André Cartapanis, professeur d’économie et de Finances Internationales à Sciences Po à Aix-en Provence et Doyen honoraire de la Faculté des Sciences Économiques d’Aix-Marseille, a donné une conférence à l’Institut français de Grèce lundi dernier, sur le rôle de la gouvernance économique dans la zone euro, avant et après la crise. A cette occasion, il a répondu aux questions du GrèceHebdo : 
 
 • Le traité de Lisbonne n’a pas favorisé le terrain de la gouvernance économique. Α quel point la crise -particulièrement ressentie dans les pays de l’Europe du Sud -a contribué au changement d’orientations économiques européennes? 
 
La crise de la zone euro, qui est une crise de l’endettement souverain de plusieurs pays du Sud de l’Europe, a nécessité un vaste ensemble de nouvelles politiques économiques : sauvetages des Etats, refinancement des banques, politiques monétaires non-conventionnelles de la part de la BCE. Mais elle a surtout conduit à une généralisation des politiques d’ajustement budgétaire, au Sud comme au Nord de la zone euro, dont l’ampleur et le rythme beaucoup trop rapide ont provoqué une récession. De plus, les autorités européennes et les responsables de la zone euro ont complété l’union monétaire en créant l’union bancaire qui confie désormais à la BCE la supervision prudentielle des grandes banques et en durcissant la surveillance des situations budgétaires des pays-membres, non pas ex-post, mais ex-ante, sous l’autorité de la Commission. L’idée était à la fois de gérer la crise et de construire une nouvelle architecture monétaire et financière permettant d’éviter, dans l’avenir, le déclenchement de nouvelles crises. Ce que le Traité de Lisbonne n’était pas parvenu à construire, la crise l’a imposé! 
 
 • Comment jugez-vous la politique européenne envers la crise grecque? A votre avis, la survie de la zone euro reste toujours menacée? 

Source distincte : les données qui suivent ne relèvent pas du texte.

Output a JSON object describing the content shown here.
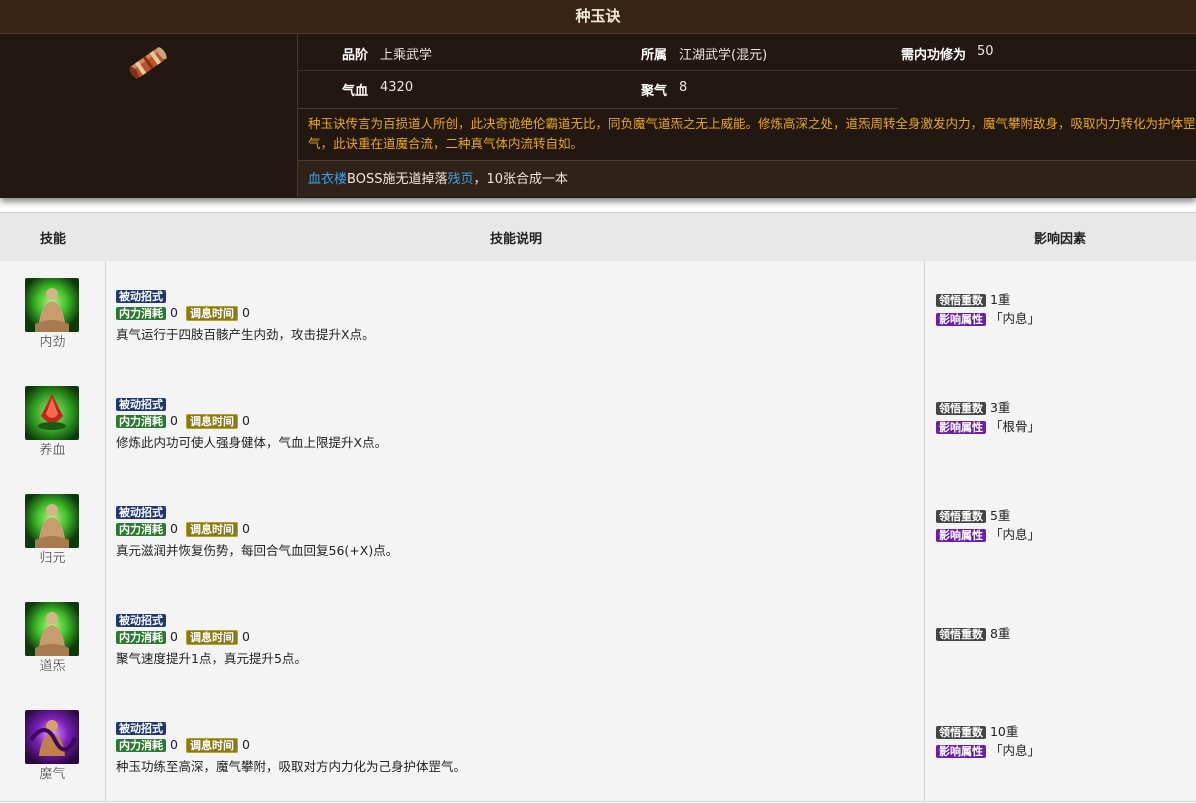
{
  "title": "种玉诀",
  "item": {
    "grade_label": "品阶",
    "grade_value": "上乘武学",
    "belong_label": "所属",
    "belong_value": "江湖武学(混元)",
    "req_label": "需内功修为",
    "req_value": "50",
    "hp_label": "气血",
    "hp_value": "4320",
    "qi_label": "聚气",
    "qi_value": "8",
    "description": "种玉诀传言为百损道人所创，此决奇诡绝伦霸道无比，同负魔气道炁之无上威能。修炼高深之处，道炁周转全身激发内力，魔气攀附敌身，吸取内力转化为护体罡气，此诀重在道魔合流，二种真气体内流转自如。",
    "drop_link1": "血衣楼",
    "drop_mid": "BOSS施无道掉落",
    "drop_link2": "残页",
    "drop_tail": "，10张合成一本"
  },
  "table": {
    "col_skill": "技能",
    "col_desc": "技能说明",
    "col_effect": "影响因素"
  },
  "tags": {
    "passive": "被动招式",
    "cost": "内力消耗",
    "cooldown": "调息时间",
    "tier": "领悟重数",
    "attr": "影响属性"
  },
  "skills": [
    {
      "name": "内劲",
      "cost": "0",
      "cooldown": "0",
      "text": "真气运行于四肢百骸产生内劲，攻击提升X点。",
      "tier": "1重",
      "attr": "「内息」",
      "icon": "green-aura-meditate-icon"
    },
    {
      "name": "养血",
      "cost": "0",
      "cooldown": "0",
      "text": "修炼此内功可使人强身健体，气血上限提升X点。",
      "tier": "3重",
      "attr": "「根骨」",
      "icon": "blood-drop-icon"
    },
    {
      "name": "归元",
      "cost": "0",
      "cooldown": "0",
      "text": "真元滋润并恢复伤势，每回合气血回复56(+X)点。",
      "tier": "5重",
      "attr": "「内息」",
      "icon": "green-aura-meditate-icon"
    },
    {
      "name": "道炁",
      "cost": "0",
      "cooldown": "0",
      "text": "聚气速度提升1点，真元提升5点。",
      "tier": "8重",
      "attr": "",
      "icon": "green-aura-meditate-icon"
    },
    {
      "name": "魔气",
      "cost": "0",
      "cooldown": "0",
      "text": "种玉功练至高深，魔气攀附，吸取对方内力化为己身护体罡气。",
      "tier": "10重",
      "attr": "「内息」",
      "icon": "purple-aura-meditate-icon"
    }
  ]
}
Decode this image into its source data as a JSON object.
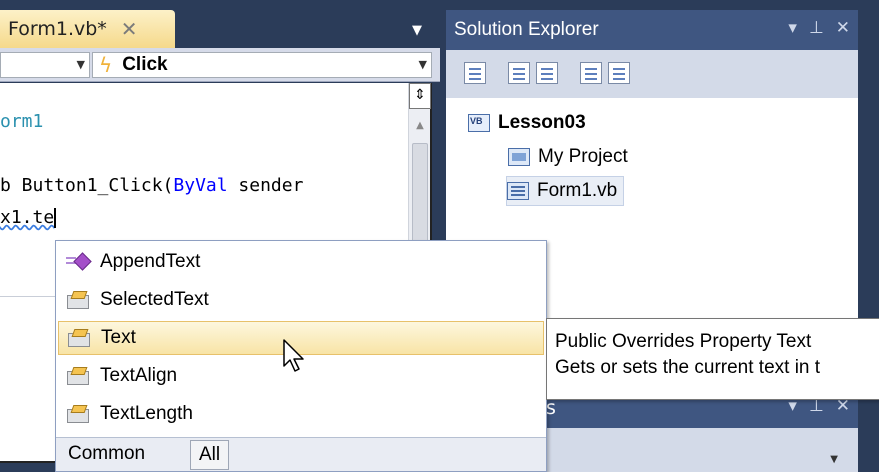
{
  "editor": {
    "tab_title": "Form1.vb*",
    "tab_close": "✕",
    "nav_event": "Click",
    "code_lines": [
      "orm1",
      "b Button1_Click(",
      "ByVal",
      " sender",
      "x1.te"
    ]
  },
  "solution_explorer": {
    "title": "Solution Explorer",
    "items": [
      "Lesson03",
      "My Project",
      "Form1.vb"
    ]
  },
  "properties": {
    "title_fragment": "s"
  },
  "intellisense": {
    "items": [
      {
        "label": "AppendText",
        "kind": "method"
      },
      {
        "label": "SelectedText",
        "kind": "property"
      },
      {
        "label": "Text",
        "kind": "property",
        "selected": true
      },
      {
        "label": "TextAlign",
        "kind": "property"
      },
      {
        "label": "TextLength",
        "kind": "property"
      }
    ],
    "tabs": [
      "Common",
      "All"
    ]
  },
  "tooltip": {
    "line1": "Public Overrides Property Text",
    "line2": "Gets or sets the current text in t"
  },
  "colors": {
    "accent": "#3f5681",
    "selection": "#f8e4a6",
    "keyword": "#0000ff"
  }
}
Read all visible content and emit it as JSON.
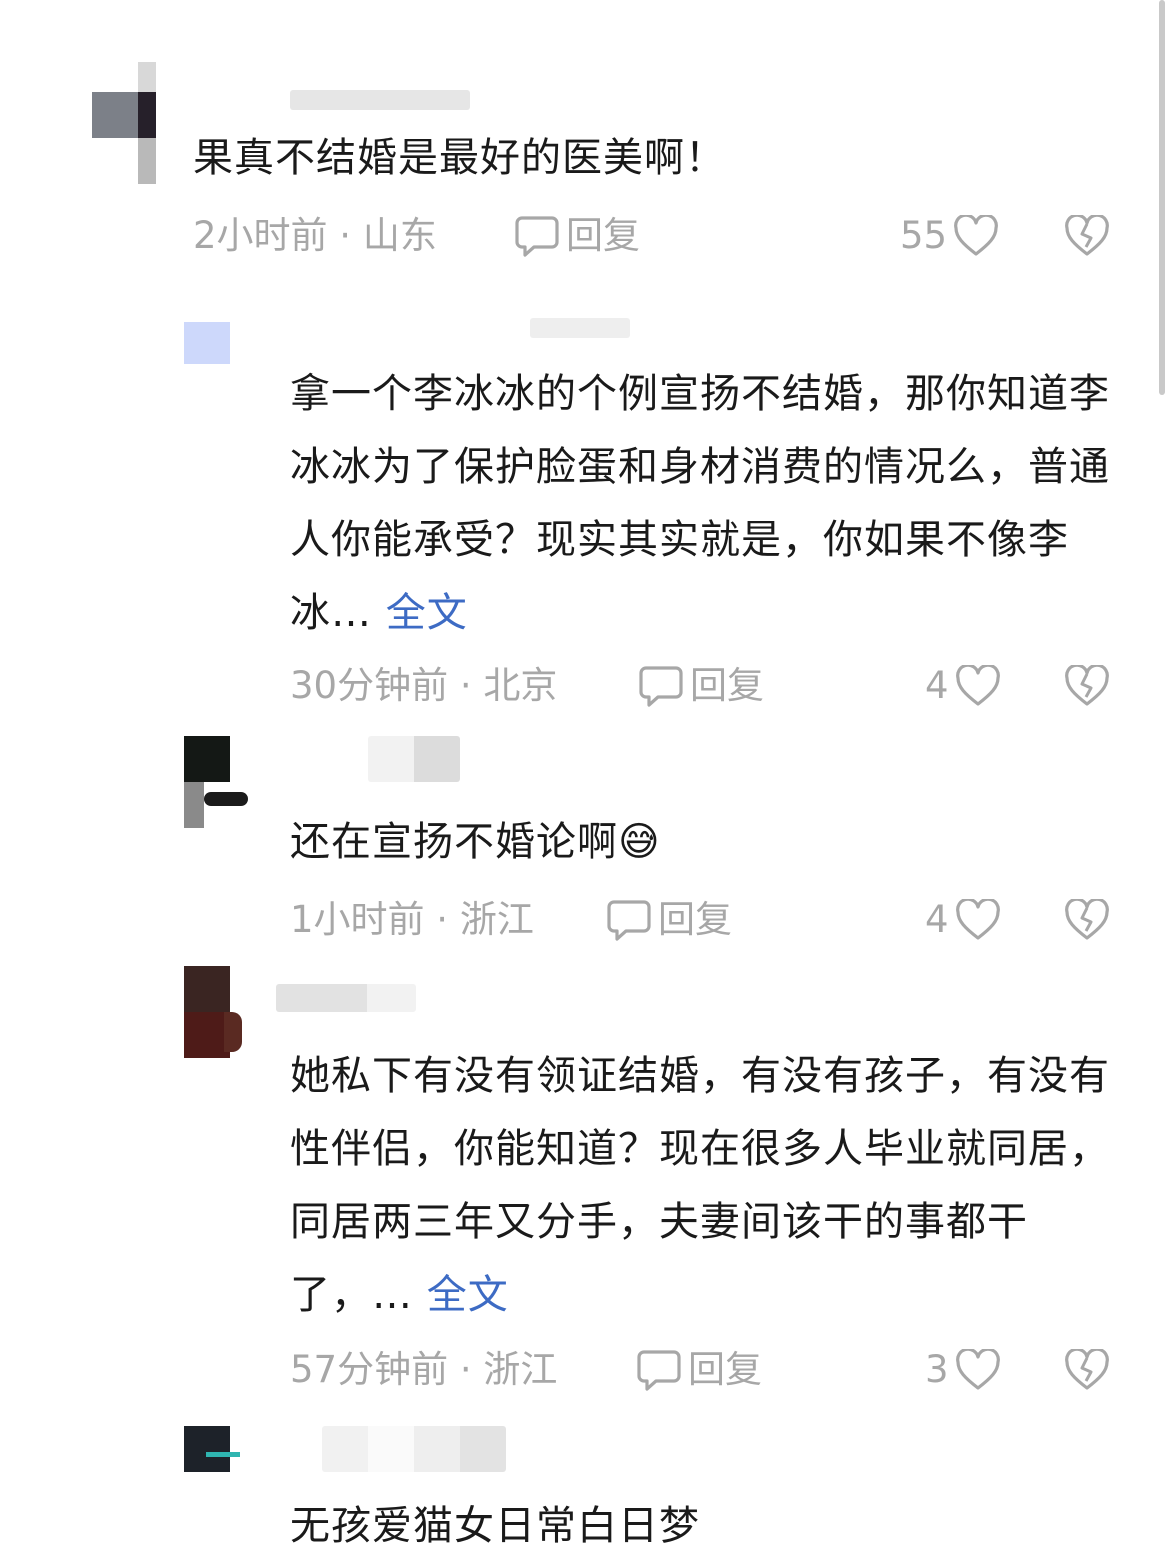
{
  "comments": [
    {
      "username": "",
      "text": "果真不结婚是最好的医美啊！",
      "more_link": "",
      "time_location": "2小时前 · 山东",
      "reply_label": "回复",
      "likes": "55"
    },
    {
      "username": "",
      "text": "拿一个李冰冰的个例宣扬不结婚，那你知道李冰冰为了保护脸蛋和身材消费的情况么，普通人你能承受？现实其实就是，你如果不像李冰…",
      "more_link": "全文",
      "time_location": "30分钟前 · 北京",
      "reply_label": "回复",
      "likes": "4"
    },
    {
      "username": "",
      "text": "还在宣扬不婚论啊",
      "emoji": "😅",
      "more_link": "",
      "time_location": "1小时前 · 浙江",
      "reply_label": "回复",
      "likes": "4"
    },
    {
      "username": "",
      "text": "她私下有没有领证结婚，有没有孩子，有没有性伴侣，你能知道？现在很多人毕业就同居，同居两三年又分手，夫妻间该干的事都干了，…",
      "more_link": "全文",
      "time_location": "57分钟前 · 浙江",
      "reply_label": "回复",
      "likes": "3"
    },
    {
      "username": "",
      "text": "无孩爱猫女日常白日梦",
      "more_link": ""
    }
  ],
  "icons": {
    "reply": "speech-bubble-icon",
    "like": "heart-outline-icon",
    "dislike": "broken-heart-icon"
  },
  "colors": {
    "link": "#3d6bc4",
    "meta": "#a7a7a7",
    "text": "#1a1a1a"
  }
}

Le soutien apporté à la Grèce a été beaucoup trop tardif et la crise de la dette grecque, du coup, s’est beaucoup aggravée (hausse des taux d’intérêt et de l’endettement rapporté au PIB et contagion vers les banques et vers d’autres pays membres). A cause des atermoiements et des hésitations de la BCE, de la Commission, du Conseil européen, on a ainsi transformé une crise locale en crise systémique. Au-delà des coûts d’ajustement imposés à la population en Grèce, le défaut de gouvernance d’une zone euro en crise a laissé craindre un risque de démantèlement de la zone euro qui paraît aujourd’hui maîtrisé, surtout avec la nouvelle politique de la BCE, depuis l’été 2012, qui s’est engagée à racheter des bons du Trésor en cas de nouvelle attaque spéculative. C’est ce qui paraît de nature à assurer la survie de la zone euro, mais sans garantir pour autant le retour de la croissance.
 
 • Pourquoi ce décalage frappant entre la mondialisation toujours triomphante et l’absence d’une gouvernance globale? 
Il y a aujourd’hui un véritable déficit de gouvernance globale dont témoignent le maintien d’énormes déséquilibres de balances des paiements courants (surtout entre les USA et l’Asie), les menaces de guerre des monnaies, l’incapacité du G20 à déboucher sur une stratégie coordonnée de sortie de crise. Le problème n’est pas économique, mais politique : ni les Etats-Unis, ni la Chine, ni même l’Union européenne ne sont prêts à s’engager dans de nouvelles règles internationales et aucun pays n’est capable de l’imposer aux autres pays. La globalisation des marchés s’accompagne d’une dispersion des pouvoirs entre les anciennes grandes puissances et les nouveaux global players que sont les émergents comme la Chine, la Russie ou le Brésil! On voit mal comment les choses pourraient évoluer à court ou moyen terme sur le plan politique. Le seul espoir se situe dans une coordination accrue des politiques monétaires et des politiques prudentielles des banques centrales, moins sujettes que les gouvernements à la défense étroite des intérêts particuliers et dont l’expérience en matière de coopération internationale est déjà effective.